Apesar de algumas “melhorias”, como a ampliação do número de horas de permanência (4) diante do mesmo valor de pagamento (R$ 6, na maioria dos shoppings), o que ajudou a diminuir o impacto principalmente com relação ao número de vagas disponíveis, a associação diz que está “em constantes negociações com a administração para buscar uma melhor forma de diminuir o impacto aos usuários e continuar ajustando para que os clientes consigam frequentar os estabelecimentos com tranqüilidade, principalmente pelo cenário econômico atual”. A reportagem também entrou em contato com outras associações de lojistas como a do Shopping Barra, mas não obteve sucesso.

Para o diretor regional da Abrasce na Bahia, Edson Piaggio, o fato de os centros de compras terem passado a cobrar pelo estacionamento, não pode servir de justificativa.

“Tivemos uma pequena queda, de carros nos primeiros dias, mas, o fluxo voltou ao normal. O problema é justamente a crise pelo qual o país está passando”, disse ele, admitindo, por outro lado, uma queda no número de pessoas por dia nos shoppings, que era de 450 mil no início do ano passado.

Centros de compras apostam em promoções

Como forma de atrair a clientela, principalmente visando o período junino e as férias de escolas e faculdades, alguns shoppings resolveram apostar em estratégias como a gratuidade nos estacionamentos, como o Bela Vista.

Até o dia 15 de julho, o cliente que fizer uma compra, de qualquer valor, referente a um compra realizada no empreendimento, não terá o valor cobrado, desde que apresente, junto ao ticket, a nota fiscal do dia. O objetivo da promoção é aquecer as vendas, segundo a assessoria.

Outro que pode seguir pelo mesmo caminho, é o Piedade, que fica no centro da cidade, mas, também de acordo com a assessoria, o assunto ainda estaria em estudo. Já o Shopping da Bahia, através de nota, afirmou que não fará ação semelhante.

Apenas avaliou que “o cenário econômico adverso interferiu de forma pouco expressiva na performance do estacionamento, transcorrendo de acordo com as estimativas, durante os pouco mais de 11 meses da cobrança”.

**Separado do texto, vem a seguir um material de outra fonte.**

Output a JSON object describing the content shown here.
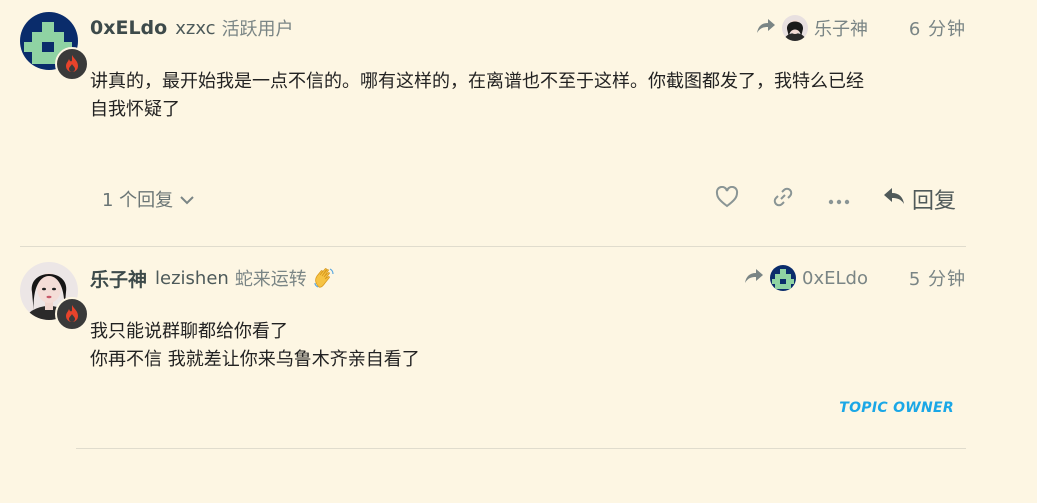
{
  "posts": [
    {
      "username": "0xELdo",
      "full_name": "xzxc",
      "user_title": "活跃用户",
      "reply_to_user": "乐子神",
      "date": "6 分钟",
      "body_lines": [
        "讲真的，最开始我是一点不信的。哪有这样的，在离谱也不至于这样。你截图都发了，我特么已经",
        "自我怀疑了"
      ],
      "replies_label": "1 个回复",
      "reply_button": "回复",
      "icons": [
        "share-icon",
        "heart-icon",
        "link-icon",
        "more-icon",
        "reply-icon",
        "chevron-down-icon",
        "fire-icon"
      ]
    },
    {
      "username": "乐子神",
      "full_name": "lezishen",
      "user_title": "蛇来运转",
      "reply_to_user": "0xELdo",
      "date": "5 分钟",
      "body_lines": [
        "我只能说群聊都给你看了",
        "你再不信 我就差让你来乌鲁木齐亲自看了"
      ],
      "badge": "TOPIC OWNER",
      "icons": [
        "share-icon",
        "waving-hand-icon",
        "fire-icon"
      ]
    }
  ],
  "colors": {
    "background": "#fdf6e3",
    "text": "#222222",
    "muted": "#7a8585",
    "accent_badge": "#1aa7e6"
  }
}
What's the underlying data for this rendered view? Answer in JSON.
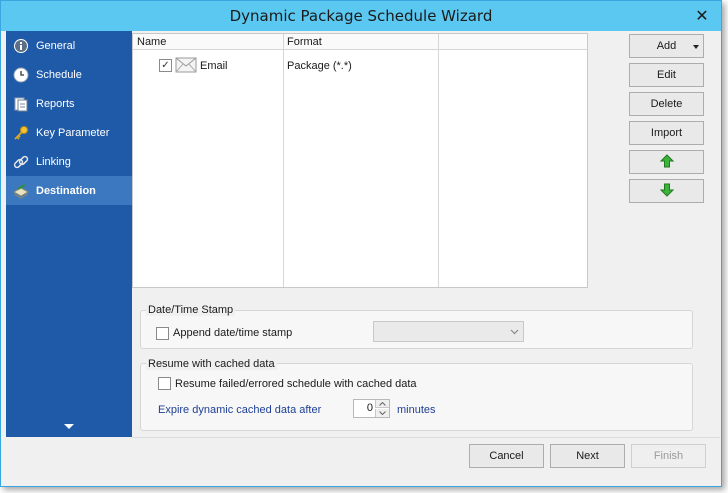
{
  "window": {
    "title": "Dynamic Package Schedule Wizard",
    "close_glyph": "✕"
  },
  "sidebar": {
    "items": [
      {
        "label": "General",
        "icon": "info-icon"
      },
      {
        "label": "Schedule",
        "icon": "clock-icon"
      },
      {
        "label": "Reports",
        "icon": "reports-icon"
      },
      {
        "label": "Key Parameter",
        "icon": "key-icon"
      },
      {
        "label": "Linking",
        "icon": "link-icon"
      },
      {
        "label": "Destination",
        "icon": "destination-icon",
        "active": true
      }
    ]
  },
  "destinations": {
    "columns": [
      "Name",
      "Format"
    ],
    "rows": [
      {
        "checked": true,
        "name": "Email",
        "format": "Package (*.*)"
      }
    ]
  },
  "side_buttons": {
    "add": "Add",
    "edit": "Edit",
    "delete": "Delete",
    "import": "Import"
  },
  "datetime_group": {
    "title": "Date/Time Stamp",
    "append_label": "Append date/time stamp",
    "append_checked": false,
    "format_value": ""
  },
  "cache_group": {
    "title": "Resume with cached data",
    "resume_label": "Resume failed/errored schedule with cached data",
    "resume_checked": false,
    "expire_label": "Expire dynamic cached data after",
    "expire_value": "0",
    "expire_unit": "minutes"
  },
  "footer": {
    "cancel": "Cancel",
    "next": "Next",
    "finish": "Finish"
  },
  "colors": {
    "titlebar": "#5ac8f0",
    "sidebar": "#1e5aa8",
    "sidebar_active": "#3c78c0",
    "arrow_green": "#3cb43c"
  }
}
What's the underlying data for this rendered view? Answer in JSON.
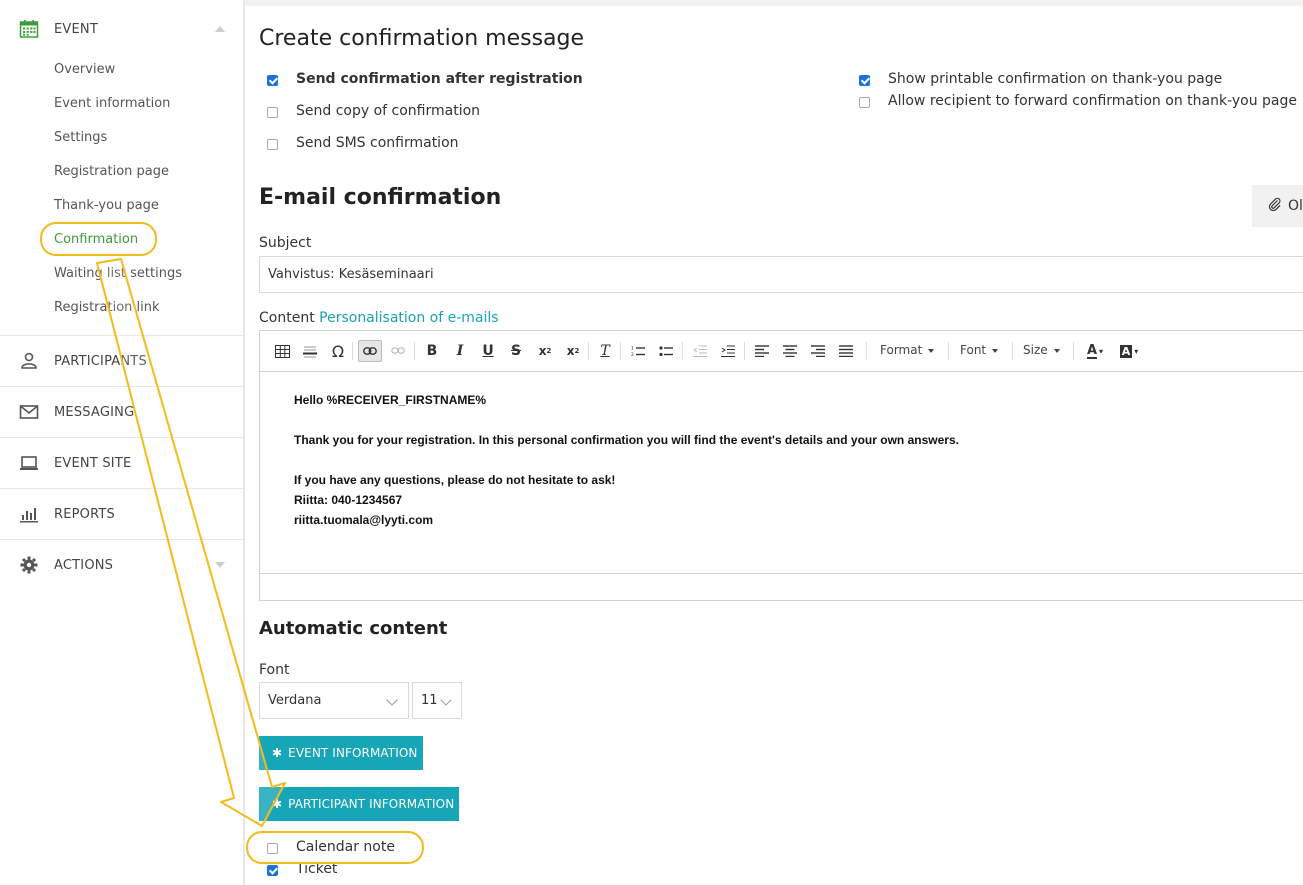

Já o Center Lapa fez um balanço positivo do período, principalmente por conta do tráfego na região, considerado intenso antes da cobrança. Em nota, o grupo JCPM, responsável pela administração do Salvador e do Salvador Norte, ressaltou as melhorias feitas para melhorar o conforto dos clientes, apesar de ter sentido, inicialmente, “uma pequena retração”.

Ainda de acordo com assessoria do grupo JCPM, foi implantado ainda, de forma pioneira nos shoppings, o cartão pré-pago, e a possibilidade de aderir aos sistemas ConectCar e Sem Parar, tecnologia de identificação automática dos veículos ao entrar e sair dos estabelecimentos.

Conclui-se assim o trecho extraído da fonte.